We return to the Americans. Will they act now? What more proof do they need? Shouldn’t they press the top echelons of the Government to explain why CANU’s presence on the wharves was no longer required? Aren’t the Americans going to ask the relevant authorities for the paper trail?
The involvement of state actors in the narcotics trade has been a public secret since 2003, especially since the politicians established a working relation with Roger Khan. We have reached the stage where the connection has become more graphic with the Jamaica seizure.
By what logic can one exonerate the corridors of power? Where is the paper trail? Why the removal of CANU? Why the convenient break-down of the surveillance cameras? The weeks are dragging on and we are facing the obvious routine – the story will die a natural death.

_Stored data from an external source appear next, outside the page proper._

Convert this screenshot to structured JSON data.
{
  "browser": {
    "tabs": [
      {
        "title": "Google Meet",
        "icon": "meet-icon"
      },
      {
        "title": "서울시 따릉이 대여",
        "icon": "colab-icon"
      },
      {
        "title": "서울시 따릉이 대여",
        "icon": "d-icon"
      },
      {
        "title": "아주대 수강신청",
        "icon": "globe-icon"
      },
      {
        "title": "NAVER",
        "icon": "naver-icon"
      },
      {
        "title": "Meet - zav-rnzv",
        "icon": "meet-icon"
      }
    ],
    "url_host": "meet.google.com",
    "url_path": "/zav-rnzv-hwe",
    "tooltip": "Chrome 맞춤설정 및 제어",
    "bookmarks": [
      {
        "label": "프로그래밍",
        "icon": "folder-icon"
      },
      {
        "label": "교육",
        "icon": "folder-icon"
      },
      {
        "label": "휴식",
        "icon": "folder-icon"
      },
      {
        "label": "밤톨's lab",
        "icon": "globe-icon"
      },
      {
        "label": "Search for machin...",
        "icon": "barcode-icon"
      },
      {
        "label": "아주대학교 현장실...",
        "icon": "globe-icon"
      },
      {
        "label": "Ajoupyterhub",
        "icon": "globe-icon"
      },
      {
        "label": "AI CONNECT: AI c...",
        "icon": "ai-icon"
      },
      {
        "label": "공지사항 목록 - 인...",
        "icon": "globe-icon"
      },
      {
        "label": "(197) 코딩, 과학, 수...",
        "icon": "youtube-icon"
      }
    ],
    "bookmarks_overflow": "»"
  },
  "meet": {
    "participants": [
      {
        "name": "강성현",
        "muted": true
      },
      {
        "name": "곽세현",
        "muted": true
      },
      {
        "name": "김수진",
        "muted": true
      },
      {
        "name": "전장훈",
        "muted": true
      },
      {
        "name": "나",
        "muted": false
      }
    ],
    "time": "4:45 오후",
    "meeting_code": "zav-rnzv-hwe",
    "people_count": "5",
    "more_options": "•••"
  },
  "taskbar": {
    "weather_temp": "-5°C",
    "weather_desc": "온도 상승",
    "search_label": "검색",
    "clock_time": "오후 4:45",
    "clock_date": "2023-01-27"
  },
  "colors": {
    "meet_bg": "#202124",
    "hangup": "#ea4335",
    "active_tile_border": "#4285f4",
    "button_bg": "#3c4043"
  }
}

This is fascist Guyana where horrible tragedies go uninvestigated. Two obvious cases spring to mind. The Lindo Creek miners and a tale of a superintendent of police listed as committing suicide in a police station but which the coroner ruled otherwise.
There are some old stuff like the death of Monica Reece, Ronald Waddell and the so-called robbery in Success in which a businessman named Jewan Chowtie was shot to death. My investigation led me to believe that Chowtie was killed in a quarrel.
We are coming up to a general election and maybe there is some hope that it will bring an end to the long night of the generals.